Глубокое безмолвие, царившее на земле и в небе, придавало незабываемую прелесть этим мирным мгновениям, случайно выпавшим на долю человека, над головой и в душе которого пронеслось столько бурь.
Слышен был только вой ветра с моря, но ветер, этот неумолчно рокочущий бас, став привычным, почти перестает быть звуком.
Вдруг старик вскочил на ноги.
Что-то внезапно привлекло его внимание, он впился глазами в горизонт. Его взгляд сразу приобрел сверхъестественную зоркость.
Теперь он глядел на колокольню Кормере, которая стояла в долине прямо напротив дюны. Там действительно творилось что-то странное.
На фоне неба четко вырисовывался силуэт колокольни, с дюны ясно была видна башня с островерхой крышей и расположенная между башней и крышей квадратная, без навесов, сквозная звонница, открытая, по бретонскому обычаю, со всех четырех сторон.
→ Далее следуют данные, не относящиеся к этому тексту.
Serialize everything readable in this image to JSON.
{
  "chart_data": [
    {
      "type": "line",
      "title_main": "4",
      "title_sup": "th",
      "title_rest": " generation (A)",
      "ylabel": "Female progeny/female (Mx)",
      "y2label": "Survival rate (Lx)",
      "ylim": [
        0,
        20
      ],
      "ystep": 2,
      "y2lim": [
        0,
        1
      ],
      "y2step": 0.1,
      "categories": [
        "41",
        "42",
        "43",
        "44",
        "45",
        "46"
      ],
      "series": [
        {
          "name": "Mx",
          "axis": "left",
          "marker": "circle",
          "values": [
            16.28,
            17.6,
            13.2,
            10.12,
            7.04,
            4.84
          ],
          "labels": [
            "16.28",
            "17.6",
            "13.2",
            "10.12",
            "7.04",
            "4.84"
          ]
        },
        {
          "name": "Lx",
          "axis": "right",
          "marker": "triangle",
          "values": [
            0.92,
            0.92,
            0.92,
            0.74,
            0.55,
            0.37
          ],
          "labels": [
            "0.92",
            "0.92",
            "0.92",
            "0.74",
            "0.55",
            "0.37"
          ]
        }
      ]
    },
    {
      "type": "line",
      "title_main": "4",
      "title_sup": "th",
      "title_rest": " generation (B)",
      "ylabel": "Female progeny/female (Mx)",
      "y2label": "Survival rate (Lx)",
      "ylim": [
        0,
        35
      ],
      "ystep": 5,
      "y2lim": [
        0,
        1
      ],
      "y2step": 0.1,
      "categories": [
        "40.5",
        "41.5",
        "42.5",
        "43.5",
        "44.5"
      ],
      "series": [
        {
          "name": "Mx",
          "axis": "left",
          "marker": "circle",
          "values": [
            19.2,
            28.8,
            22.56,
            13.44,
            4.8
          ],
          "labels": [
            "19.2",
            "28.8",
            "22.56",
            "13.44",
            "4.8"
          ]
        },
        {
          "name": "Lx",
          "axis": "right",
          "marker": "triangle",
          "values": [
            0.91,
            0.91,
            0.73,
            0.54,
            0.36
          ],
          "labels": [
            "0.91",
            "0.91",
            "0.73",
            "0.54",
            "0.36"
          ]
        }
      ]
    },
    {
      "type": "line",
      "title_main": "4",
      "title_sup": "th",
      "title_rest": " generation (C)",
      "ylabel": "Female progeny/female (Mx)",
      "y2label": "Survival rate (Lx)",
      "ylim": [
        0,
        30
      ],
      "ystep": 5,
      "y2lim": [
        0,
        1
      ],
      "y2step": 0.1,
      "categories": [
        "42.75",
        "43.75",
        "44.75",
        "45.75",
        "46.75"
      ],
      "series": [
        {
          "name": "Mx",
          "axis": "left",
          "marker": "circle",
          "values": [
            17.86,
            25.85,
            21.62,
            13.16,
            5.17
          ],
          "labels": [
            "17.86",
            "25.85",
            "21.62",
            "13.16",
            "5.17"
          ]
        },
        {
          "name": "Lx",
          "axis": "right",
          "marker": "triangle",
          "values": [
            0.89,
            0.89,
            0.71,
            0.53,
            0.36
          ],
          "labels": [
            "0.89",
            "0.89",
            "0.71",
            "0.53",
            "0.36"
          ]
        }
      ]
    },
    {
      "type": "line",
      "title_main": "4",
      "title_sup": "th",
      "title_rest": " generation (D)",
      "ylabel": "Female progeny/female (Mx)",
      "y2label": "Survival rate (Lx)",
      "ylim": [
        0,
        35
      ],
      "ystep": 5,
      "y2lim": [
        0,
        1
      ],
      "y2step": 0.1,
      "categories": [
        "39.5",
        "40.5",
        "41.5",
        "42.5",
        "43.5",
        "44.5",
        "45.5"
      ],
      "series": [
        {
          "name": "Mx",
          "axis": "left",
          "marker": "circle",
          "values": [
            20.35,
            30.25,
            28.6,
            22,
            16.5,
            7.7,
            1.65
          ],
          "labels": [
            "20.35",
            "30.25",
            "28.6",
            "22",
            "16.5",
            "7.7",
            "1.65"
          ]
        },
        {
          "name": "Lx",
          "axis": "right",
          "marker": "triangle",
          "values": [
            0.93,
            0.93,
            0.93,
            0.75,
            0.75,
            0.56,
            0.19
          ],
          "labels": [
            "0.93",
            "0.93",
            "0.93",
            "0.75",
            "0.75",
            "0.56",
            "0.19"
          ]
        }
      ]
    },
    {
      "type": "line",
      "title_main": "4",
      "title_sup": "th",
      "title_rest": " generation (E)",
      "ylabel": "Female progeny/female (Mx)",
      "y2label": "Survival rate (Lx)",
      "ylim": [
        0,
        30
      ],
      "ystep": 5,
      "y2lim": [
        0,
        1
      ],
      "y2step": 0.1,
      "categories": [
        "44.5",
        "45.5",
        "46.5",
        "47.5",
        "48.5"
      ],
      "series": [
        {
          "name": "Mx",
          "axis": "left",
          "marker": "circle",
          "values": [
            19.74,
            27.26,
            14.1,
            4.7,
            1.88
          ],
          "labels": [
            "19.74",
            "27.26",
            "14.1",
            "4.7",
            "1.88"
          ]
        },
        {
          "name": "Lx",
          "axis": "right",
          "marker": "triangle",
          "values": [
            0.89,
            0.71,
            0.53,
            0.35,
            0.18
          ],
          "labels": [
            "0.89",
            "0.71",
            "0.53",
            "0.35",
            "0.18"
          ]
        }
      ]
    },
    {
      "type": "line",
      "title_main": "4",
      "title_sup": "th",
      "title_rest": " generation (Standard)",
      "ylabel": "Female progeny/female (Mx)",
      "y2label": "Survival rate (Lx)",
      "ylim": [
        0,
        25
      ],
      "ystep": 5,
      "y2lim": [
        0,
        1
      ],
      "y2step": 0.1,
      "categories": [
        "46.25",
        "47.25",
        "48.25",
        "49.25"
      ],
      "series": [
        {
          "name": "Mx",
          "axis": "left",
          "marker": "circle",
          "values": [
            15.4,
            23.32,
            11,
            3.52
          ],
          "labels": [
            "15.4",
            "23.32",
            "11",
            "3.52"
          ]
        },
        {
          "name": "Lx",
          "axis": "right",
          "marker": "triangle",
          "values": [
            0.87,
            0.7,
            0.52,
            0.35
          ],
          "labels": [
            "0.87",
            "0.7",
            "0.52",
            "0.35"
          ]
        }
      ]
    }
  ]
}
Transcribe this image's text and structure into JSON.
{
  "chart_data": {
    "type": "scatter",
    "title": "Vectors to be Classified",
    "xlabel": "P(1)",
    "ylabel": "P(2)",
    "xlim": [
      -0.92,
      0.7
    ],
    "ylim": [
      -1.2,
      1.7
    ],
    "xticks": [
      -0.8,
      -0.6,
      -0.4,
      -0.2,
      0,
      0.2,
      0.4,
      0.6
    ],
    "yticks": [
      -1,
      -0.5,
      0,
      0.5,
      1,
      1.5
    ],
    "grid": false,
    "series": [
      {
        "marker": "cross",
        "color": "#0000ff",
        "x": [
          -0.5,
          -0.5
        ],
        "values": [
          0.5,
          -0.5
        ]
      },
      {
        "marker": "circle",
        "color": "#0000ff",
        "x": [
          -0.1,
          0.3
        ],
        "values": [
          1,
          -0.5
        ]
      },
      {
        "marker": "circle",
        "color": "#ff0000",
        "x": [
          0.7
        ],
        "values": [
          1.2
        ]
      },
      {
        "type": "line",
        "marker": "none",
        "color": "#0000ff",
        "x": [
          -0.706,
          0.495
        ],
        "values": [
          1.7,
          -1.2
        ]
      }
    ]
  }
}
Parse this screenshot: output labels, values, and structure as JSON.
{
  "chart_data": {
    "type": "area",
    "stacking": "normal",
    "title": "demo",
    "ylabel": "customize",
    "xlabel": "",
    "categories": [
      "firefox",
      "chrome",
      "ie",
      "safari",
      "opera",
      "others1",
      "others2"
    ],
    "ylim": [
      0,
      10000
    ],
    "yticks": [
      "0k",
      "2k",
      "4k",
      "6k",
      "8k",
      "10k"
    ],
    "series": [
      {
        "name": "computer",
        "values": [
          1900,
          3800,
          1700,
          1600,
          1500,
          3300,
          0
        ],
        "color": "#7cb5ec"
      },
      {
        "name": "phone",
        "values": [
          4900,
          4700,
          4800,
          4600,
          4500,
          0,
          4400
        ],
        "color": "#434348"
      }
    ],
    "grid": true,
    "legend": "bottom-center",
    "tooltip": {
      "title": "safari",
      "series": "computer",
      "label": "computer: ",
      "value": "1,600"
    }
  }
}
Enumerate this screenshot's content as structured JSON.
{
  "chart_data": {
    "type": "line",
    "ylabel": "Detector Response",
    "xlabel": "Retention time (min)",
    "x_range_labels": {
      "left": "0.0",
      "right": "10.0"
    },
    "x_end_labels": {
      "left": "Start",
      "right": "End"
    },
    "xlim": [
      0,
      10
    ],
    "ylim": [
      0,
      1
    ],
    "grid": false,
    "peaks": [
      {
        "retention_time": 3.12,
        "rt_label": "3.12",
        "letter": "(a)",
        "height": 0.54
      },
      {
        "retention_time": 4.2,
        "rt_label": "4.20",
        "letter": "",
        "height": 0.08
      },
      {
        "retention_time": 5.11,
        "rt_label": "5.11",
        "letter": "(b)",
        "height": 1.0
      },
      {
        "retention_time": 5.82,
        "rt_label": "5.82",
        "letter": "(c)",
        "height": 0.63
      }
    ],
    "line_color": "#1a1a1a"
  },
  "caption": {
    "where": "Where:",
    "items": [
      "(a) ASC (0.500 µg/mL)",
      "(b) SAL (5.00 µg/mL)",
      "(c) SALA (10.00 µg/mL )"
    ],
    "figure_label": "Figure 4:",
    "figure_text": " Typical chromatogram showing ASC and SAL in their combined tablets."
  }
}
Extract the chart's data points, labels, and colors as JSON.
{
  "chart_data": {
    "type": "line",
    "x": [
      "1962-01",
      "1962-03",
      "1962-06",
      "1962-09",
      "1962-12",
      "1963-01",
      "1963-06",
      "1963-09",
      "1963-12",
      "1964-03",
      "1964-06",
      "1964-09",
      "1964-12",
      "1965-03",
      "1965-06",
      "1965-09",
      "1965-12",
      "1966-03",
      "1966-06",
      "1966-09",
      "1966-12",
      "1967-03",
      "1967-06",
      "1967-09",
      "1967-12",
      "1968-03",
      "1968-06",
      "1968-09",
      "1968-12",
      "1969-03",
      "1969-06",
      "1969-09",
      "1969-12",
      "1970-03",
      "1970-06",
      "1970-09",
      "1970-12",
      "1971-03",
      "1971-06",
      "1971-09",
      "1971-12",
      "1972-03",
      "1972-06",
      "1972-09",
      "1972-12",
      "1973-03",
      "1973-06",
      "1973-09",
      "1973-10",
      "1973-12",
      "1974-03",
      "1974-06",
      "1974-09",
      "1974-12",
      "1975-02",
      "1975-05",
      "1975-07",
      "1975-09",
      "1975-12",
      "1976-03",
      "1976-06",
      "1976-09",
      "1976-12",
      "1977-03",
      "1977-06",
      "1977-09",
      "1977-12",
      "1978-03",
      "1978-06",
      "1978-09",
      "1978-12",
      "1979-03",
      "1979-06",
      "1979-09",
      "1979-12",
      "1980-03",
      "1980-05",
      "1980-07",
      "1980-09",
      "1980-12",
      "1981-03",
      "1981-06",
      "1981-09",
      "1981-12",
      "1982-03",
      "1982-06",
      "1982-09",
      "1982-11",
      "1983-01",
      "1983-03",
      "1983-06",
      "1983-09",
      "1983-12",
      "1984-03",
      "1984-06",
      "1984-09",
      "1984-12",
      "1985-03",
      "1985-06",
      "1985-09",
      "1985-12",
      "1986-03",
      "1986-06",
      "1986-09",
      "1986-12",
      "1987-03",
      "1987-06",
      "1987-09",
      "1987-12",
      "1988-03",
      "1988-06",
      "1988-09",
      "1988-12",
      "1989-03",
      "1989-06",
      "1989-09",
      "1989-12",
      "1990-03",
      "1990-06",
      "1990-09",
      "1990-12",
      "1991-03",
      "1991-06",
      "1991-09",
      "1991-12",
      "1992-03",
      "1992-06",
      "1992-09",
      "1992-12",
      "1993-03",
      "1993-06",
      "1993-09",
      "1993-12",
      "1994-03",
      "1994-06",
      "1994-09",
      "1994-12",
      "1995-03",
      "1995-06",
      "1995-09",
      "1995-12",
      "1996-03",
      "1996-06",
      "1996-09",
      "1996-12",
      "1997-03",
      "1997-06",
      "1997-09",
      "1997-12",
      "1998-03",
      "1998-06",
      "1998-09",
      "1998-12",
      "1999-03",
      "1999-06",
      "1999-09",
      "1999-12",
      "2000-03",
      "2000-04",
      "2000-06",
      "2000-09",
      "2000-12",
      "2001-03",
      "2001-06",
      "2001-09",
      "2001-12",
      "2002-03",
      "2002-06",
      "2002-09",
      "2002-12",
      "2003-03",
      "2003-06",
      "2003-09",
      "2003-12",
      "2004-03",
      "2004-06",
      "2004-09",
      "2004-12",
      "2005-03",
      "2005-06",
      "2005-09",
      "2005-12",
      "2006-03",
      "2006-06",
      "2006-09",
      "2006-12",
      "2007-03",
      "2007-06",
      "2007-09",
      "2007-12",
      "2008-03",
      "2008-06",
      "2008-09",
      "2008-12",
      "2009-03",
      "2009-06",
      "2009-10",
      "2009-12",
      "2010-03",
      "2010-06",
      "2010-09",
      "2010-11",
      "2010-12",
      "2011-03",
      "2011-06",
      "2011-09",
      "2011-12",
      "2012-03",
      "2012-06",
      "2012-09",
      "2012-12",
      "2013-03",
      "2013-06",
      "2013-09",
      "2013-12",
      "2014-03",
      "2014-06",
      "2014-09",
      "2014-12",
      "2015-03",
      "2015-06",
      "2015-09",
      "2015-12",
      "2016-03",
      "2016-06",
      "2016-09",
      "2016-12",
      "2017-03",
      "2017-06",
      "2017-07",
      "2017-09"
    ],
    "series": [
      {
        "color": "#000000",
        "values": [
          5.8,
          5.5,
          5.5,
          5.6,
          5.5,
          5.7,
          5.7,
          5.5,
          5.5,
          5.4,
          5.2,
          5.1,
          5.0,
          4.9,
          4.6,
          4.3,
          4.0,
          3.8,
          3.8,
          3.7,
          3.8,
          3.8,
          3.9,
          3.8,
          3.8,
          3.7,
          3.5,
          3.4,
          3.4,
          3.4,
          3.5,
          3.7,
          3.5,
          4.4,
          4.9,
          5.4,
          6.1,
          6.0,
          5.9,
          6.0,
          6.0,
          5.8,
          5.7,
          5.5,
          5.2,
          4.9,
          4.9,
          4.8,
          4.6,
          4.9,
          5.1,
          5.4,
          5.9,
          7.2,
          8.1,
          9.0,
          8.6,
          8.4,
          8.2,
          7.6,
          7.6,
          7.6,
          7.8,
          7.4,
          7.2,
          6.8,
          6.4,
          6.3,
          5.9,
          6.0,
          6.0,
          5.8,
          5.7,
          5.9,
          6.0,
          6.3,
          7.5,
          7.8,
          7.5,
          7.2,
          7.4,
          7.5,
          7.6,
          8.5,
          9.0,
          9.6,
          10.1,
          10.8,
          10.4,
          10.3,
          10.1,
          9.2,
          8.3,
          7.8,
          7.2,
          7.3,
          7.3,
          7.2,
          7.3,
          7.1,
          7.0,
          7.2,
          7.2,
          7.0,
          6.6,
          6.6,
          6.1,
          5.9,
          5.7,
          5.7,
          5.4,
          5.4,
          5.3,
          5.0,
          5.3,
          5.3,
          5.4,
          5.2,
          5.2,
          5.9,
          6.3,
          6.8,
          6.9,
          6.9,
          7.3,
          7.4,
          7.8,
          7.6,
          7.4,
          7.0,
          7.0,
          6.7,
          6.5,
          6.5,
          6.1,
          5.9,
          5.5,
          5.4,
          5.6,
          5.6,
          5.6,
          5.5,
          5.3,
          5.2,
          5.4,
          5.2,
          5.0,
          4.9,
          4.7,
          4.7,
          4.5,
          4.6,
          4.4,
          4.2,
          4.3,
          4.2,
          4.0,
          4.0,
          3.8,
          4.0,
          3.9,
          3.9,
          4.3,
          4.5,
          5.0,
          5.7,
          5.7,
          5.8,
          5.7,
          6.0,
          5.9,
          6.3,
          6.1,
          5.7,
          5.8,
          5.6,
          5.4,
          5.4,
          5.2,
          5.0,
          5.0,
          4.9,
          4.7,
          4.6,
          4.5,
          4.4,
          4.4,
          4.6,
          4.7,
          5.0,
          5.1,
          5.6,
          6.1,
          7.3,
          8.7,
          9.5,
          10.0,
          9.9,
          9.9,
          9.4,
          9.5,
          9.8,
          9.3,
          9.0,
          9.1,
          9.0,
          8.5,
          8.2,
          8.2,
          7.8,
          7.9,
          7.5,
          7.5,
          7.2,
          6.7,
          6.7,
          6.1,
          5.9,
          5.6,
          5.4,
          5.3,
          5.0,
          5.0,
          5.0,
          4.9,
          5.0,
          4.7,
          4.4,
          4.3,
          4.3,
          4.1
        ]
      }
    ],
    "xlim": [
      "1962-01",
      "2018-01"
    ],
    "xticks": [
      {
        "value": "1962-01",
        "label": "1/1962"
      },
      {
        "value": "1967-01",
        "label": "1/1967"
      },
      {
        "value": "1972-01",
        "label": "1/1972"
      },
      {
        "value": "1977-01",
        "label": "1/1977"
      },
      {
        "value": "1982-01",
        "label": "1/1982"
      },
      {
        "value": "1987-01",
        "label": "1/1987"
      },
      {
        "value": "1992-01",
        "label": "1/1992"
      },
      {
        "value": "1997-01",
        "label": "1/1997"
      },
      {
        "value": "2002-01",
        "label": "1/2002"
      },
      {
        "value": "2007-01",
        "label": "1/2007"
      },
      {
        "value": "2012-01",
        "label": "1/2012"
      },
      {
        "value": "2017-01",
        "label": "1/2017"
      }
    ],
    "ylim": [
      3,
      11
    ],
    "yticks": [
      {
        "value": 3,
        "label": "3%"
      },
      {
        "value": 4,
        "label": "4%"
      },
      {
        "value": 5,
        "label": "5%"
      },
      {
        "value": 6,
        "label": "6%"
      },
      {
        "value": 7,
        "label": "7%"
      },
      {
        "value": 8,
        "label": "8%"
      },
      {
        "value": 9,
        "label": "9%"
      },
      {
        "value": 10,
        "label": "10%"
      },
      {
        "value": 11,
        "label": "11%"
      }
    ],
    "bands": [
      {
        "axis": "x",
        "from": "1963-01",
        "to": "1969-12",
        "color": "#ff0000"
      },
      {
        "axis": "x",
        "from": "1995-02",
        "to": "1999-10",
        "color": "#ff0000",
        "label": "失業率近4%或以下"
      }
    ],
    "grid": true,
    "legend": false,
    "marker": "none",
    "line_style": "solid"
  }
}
Отсюда, с дюны, казалось, что звонница то открывается, то закрывается: через равные промежутки времени ее высокий проем то проступал белым квадратом, то заполнялся тьмою; сквозь него то виднелось, то переставало виднеться небо; свет сменялся чернотой, будто его заслоняли гигантской ладонью, а потом отводили ее с размеренностью молота, бьющего по наковальне.
Колокольня Кормере, стоявшая против дюны, находилась на расстоянии приблизительно двух лье; старик посмотрел направо, на колокольню Баге-Пикана, приютившуюся в правом углу панорамы; звонница и этой колокольни так же равномерно светлела и темнела.
Он посмотрел налево, на колокольню Таниса, и ее звонница мерно открывалась и закрывалась, как на колокольне Баге-Пикана.
Старик постепенно, одну за другой, оглядел все колокольни, видимые в округе: по левую руку — колокольни Куртиля, Пресэ, Кроллона и Круа-Авраншена; по правую руку — колокольни Ра-сюр-Куэнон, Мордре, Депа; прямо — колокольня Понторсона. Звонницы всех колоколен последовательно то становились темными, то светлыми.
Что это могло означать?
Это означало, что звонили на всех колокольнях.
Просветы потому и появлялись и исчезали, что кто-то яростно раскачивал колокола.
Что же это могло быть? По-видимому, набат.
Да, набат, неистовый набатный звон повсюду, со всех колоколен, во всех приходах, во всех деревнях. Но ничего не было слышно.
Объяснялось это дальностью расстояния, скрадывавшего звук, а также и тем, что морской ветер дул сейчас с противоположной стороны и уносил все шумы земли куда-то вдаль, за горизонт.
Зловещая минута — круговой, бешеный трезвон колоколов и ничем не нарушаемая тишина.
Старик смотрел и слушал.
Он не слышал набата, он видел его. Странное чувство — видеть набат.
На кого же так прогневались колокола?
О чем предупреждал набат?
III
КОГДА БЫВАЕТ ПОЛЕЗЕН КРУПНЫЙ ШРИФТ
Кого-то выслеживали.
Но кого?
Трепет охватил этого поистине железного человека.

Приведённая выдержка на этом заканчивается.